本への愛を語る
私は自他ともに認める内気な性格だ。
その証拠に「懇親会」が死ぬほど嫌いだ。
勝手知ったる職場の「懇親会」ならまだしも、知らない者同士の「懇親会」など最悪だ。
「早く帰りたい」「一人になりたい」と、強めの妖怪を封じ込める呪文のごとく毎回100万遍は唱える。早く封じ込めの念が効いて地球上から永久になくなってしまえばいいのに。
そんな重度の内気ライフは今に始まったことではない。
この世に生まれ落ちたときからの生粋のやつだ。
この前、HSP(Highly Sensitive Personの略で、生まれつき敏感で、周りからの刺激を過度に受けやすい「繊細な人」のこと)診断チェックをしたら、なんか凄まじい数値を叩き出してしまった。
TOEICやなしに。TOEICで叩き出したかった。
今、本題からはるか遠いところを走っていることは承知しているが、あいやしばらく。もう少しだけこの脱線に付き合ってほしい。遠回りで見る景色を楽しんでほしい。

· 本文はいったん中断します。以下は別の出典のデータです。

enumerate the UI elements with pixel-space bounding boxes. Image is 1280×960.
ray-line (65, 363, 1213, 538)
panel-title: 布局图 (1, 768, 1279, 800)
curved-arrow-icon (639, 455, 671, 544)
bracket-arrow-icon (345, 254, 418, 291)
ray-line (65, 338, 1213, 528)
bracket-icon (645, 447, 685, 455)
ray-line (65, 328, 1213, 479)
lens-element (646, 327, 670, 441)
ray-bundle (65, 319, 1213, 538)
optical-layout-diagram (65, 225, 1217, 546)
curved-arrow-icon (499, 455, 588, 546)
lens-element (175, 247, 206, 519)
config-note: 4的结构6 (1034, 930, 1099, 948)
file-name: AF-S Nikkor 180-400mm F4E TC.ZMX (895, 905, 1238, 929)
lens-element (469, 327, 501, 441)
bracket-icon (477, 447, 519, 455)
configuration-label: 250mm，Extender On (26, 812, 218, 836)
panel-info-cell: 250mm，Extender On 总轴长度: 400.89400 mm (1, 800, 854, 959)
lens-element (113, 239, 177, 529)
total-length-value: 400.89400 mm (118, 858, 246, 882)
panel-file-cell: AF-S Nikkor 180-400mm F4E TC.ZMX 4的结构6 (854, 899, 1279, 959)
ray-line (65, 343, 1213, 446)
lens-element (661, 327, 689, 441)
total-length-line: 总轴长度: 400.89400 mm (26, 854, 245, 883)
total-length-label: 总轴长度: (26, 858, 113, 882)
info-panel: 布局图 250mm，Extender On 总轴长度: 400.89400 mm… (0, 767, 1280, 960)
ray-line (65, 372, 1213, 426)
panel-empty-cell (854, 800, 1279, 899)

子どもの頃は、大人になった今よりもずっと生きづらかった。
2年に1回のクラス替え、席替え、遠足、運動会・・・これらのイベントは、色んな人間関係を築いて、仲良くすることを学んでほしいという大人たちの温かいメッセージなのだろう。が、内気な私には地獄だった。
そんなこんなで親友Aに出会う小4まで、友だちがいなかった。
小学校生活で友だちがいないとどうなるか。
めちゃくちゃ暇。
登校後から授業が始まるまでの時間、休み時間、給食の時間・・・授業中以外の時間が一切合切暇。
暇すぎて、小2では禅問答みたいなことをして過ごしていた。
「欲」とは何か。無欲になることは良いことなのか。
こんなお題を自分に出して、その答えを1年くらいかけて導き出すみたいなことをしていたトンデモ系内気っ子小学生だった。
ただ、禅問答だけでは広大な時間を埋めることはできず、仕方なく読書をし始めた。
偉人の伝記から始まり、コロボックル物語シリーズ、クレヨン王国シリーズ、霧の向こうの不思議な町など、宝物のような本に出会った。
私にとって本は、初めこそ膨大な時間を埋めるためのツールであったが、いつしかその世界にのめり込み、親友のような存在になった。
狭い世界で生きる私を、観たことのない世界へ連れて行ってくれ、感じたことのない感情に陥らせてくれる存在だからだ。
私の大好きな浅田次郎氏は言う。
小説は、崇高な芸術作品ではなく、エンターテイメントだと。
物語の世界に没入している時間だけは、辛い日常生活をいっときでも忘れさせてくれるものだと。
当時の私にとって、本はまさしくそんな存在だった。
小4で親友A(←人間)に出会ってから、私の人生は一変する。
近くの原っぱに冒険に行ったり、近所の野良猫に名前をつけて世話をしたり、その野良猫が駆除されて落ち込んだり、授業中笑いすぎて先生に立たされたりした。
本では感じ得ない経験・感情がそこにはあり、親友という何にも代えがたいものがこの世に存在するのだということをまざまざと思い知ったのだった。
生身での体験や、そこで受け取る感情ほど素晴らしいものはない。
それは確かにそうだろう。
ただ、それでもなお、私は本が大好きだ。
自分一人の人生では到底得られそうにない経験が、感情がそこに詰まっているからだ。
本は、軽々と時空を飛ぶ。
ある時は、蝦夷(えみし)の阿弖流為(あてるい)や母禮(もれ)の脳になって坂上田村麻呂と敵対しながらも奇妙な信頼関係を築き、
ある時は、1000年後の日本で超能力を身に着けて、バケネズミの脅威から逃げ惑いながら闇に葬られた歴史を紐解き、
ある時は、ロンドンのヒッコリー・ロードのとある寮で起こった殺人事件を灰色の脳細胞を使って解明する。
読書をしているとき、私は色んな登場人物たちの脳みそに入り込み、その人の人生を生きる。
そこには、自分の脳みそでは到底考えつかない発想がきらめき、とんでもない感情が沸き起こる。
この体験を「豊か」と呼ばずしてなんと呼ぶのだろう。
今はすっかり日常生活で生きづらさを感じる機会は減ったし、その後出会った少ないが貴重な親友たちとも昔ほどの頻度で付き合うことは減ったが、それでもなお、今でも私にとって読書時間は至福のときである。